As I write this, Festivus was yesterday, and there are a few people I have problems with, so now I'm going to air a few grievances of my own.
Donald Trump is a walking, talking grievance, and I could rant about him until next Festivus. In the last few months, he has mocked a disabled reporter, expressed his support for Japanese internment camps during WWII, proposed a database and special IDs for Muslims, and the British parliament is actually considering banning him from ever entering the country.
You know that one uncle who comes to Thanksgiving dinner and says things that are horribly offensive and racist? When he gets together with his other friends, there's one guy who is so over the top, your uncle says, "Dude, too much." Even that guy thinks Donald Trump is terrible.
Why hasn't William Shatner stolen a starship to go save Leonard Nimoy?
Have these so-called defenders of Christmas forgotten all the people living in Florida, Southern California, and Texas who never see snow? Maybe they're tired of being reminded they're missing out on all the seasonal changes. Maybe they're tired of the War on Sunshine. For these snowless millions, the plain red cups reminded them of stepping barefoot on the sidewalk on Christmas morning, and you're trying to take that away from them.
Besides, when I went into my local Starbucks yesterday, they gave me a white cup. Is Starbucks declaring war on the War on Christmas? Where's the outrage now?
If you're truly offended by the plain red cup, just tell yourself the red cup is a closeup of Santa's suit, and then get back to the real meaning of Christmas: trampling complete strangers to save 20% on your third flat-screen TV.
Man buns. I have a bitterness in my heart for man buns. As I said previously, don't put your hair in a bun unless you're a ballerina or a Little House on the Prairie re-enactor.
I have a grievance against the children attending American colleges and universities. I say "children," because that's how they're acting: like precious snowflakes who are at expensive summer camp, and not at a major life milestone.
With their shrill cries of "trigger warnings" and wailing demands that universities keep them safe from controversial ideas, these college students won't be prepared for the cold realities of the real world, and won't be able to go hide behind their mama's skirts any more.
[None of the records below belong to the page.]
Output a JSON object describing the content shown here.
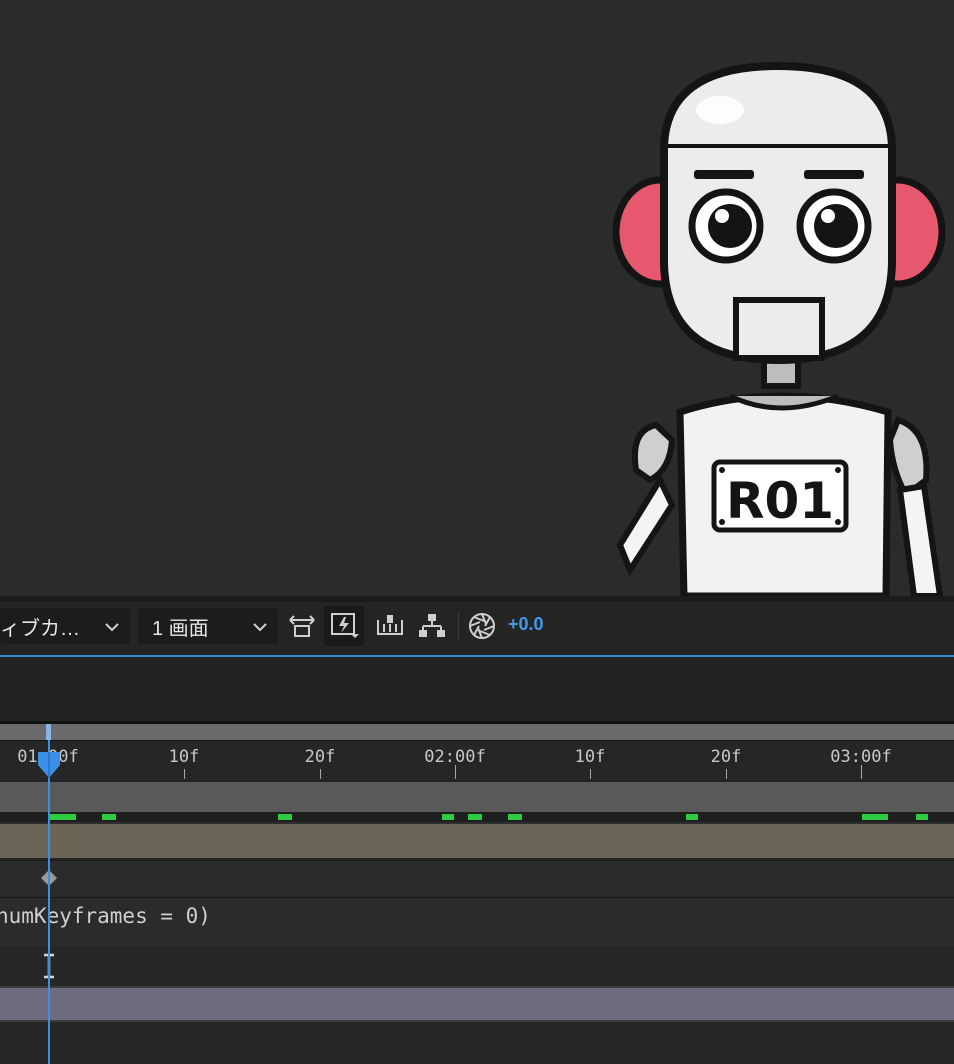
{
  "toolbar": {
    "view_dropdown": "ィブカ…",
    "layout_dropdown": "1 画面",
    "exposure_value": "+0.0"
  },
  "icons": {
    "chevron": "chevron-down-icon",
    "reset_exposure": "aperture-icon",
    "toggle_view": "toggle-view-icon",
    "fast_preview": "fast-preview-icon",
    "timeline": "timeline-icon",
    "flowchart": "flowchart-icon"
  },
  "artwork": {
    "badge_text": "R01"
  },
  "timeline": {
    "ruler_labels": [
      "01:00f",
      "10f",
      "20f",
      "02:00f",
      "10f",
      "20f",
      "03:00f"
    ],
    "expression_text": "numKeyframes = 0)",
    "current_time": "01:00f"
  },
  "colors": {
    "accent": "#3b8fe8",
    "marker_green": "#2ecc40",
    "layer_bar": "#6c6457",
    "purple_bar": "#6c6c7e"
  }
}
At Yale University, students demanded that a married pair of faculty members resign after one of them said she thought students could make their own adult decisions about whether or not to wear offensive Halloween costumes.
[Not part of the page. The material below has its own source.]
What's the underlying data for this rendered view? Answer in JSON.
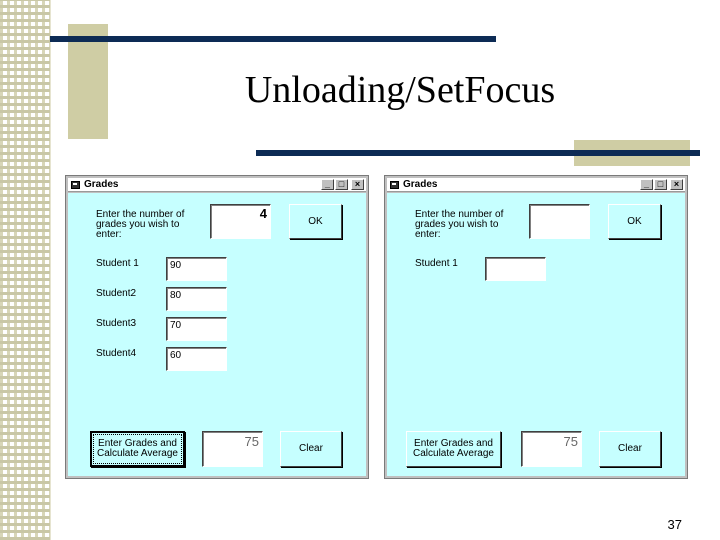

Their complaint? That they shouldn't have to be treated like adults, and that the university should, in fact, tell them not to be offensive.
In a video of the protests, one "child" even swore repeatedly at one of the two faculty members and said his job was "not about creating an intellectual space."
It was as if millions of grown-ups suddenly slapped their foreheads in frustration and then were silenced.
Finally, I have a grievance about people who get their panties in a twist over "spoiler alerts." Yes, I enjoy seeing a movie fresh, but I'm not going to have a full-on freakout whenever someone accidentally lets slip a key point in a TV, movie, or TV show. It's not the end of the world, so quit acting like your life is ruined.
Having said that, if anyone tells me anything about Star Wars, you will face me in the final Festivus tradition, the Feats of Strength.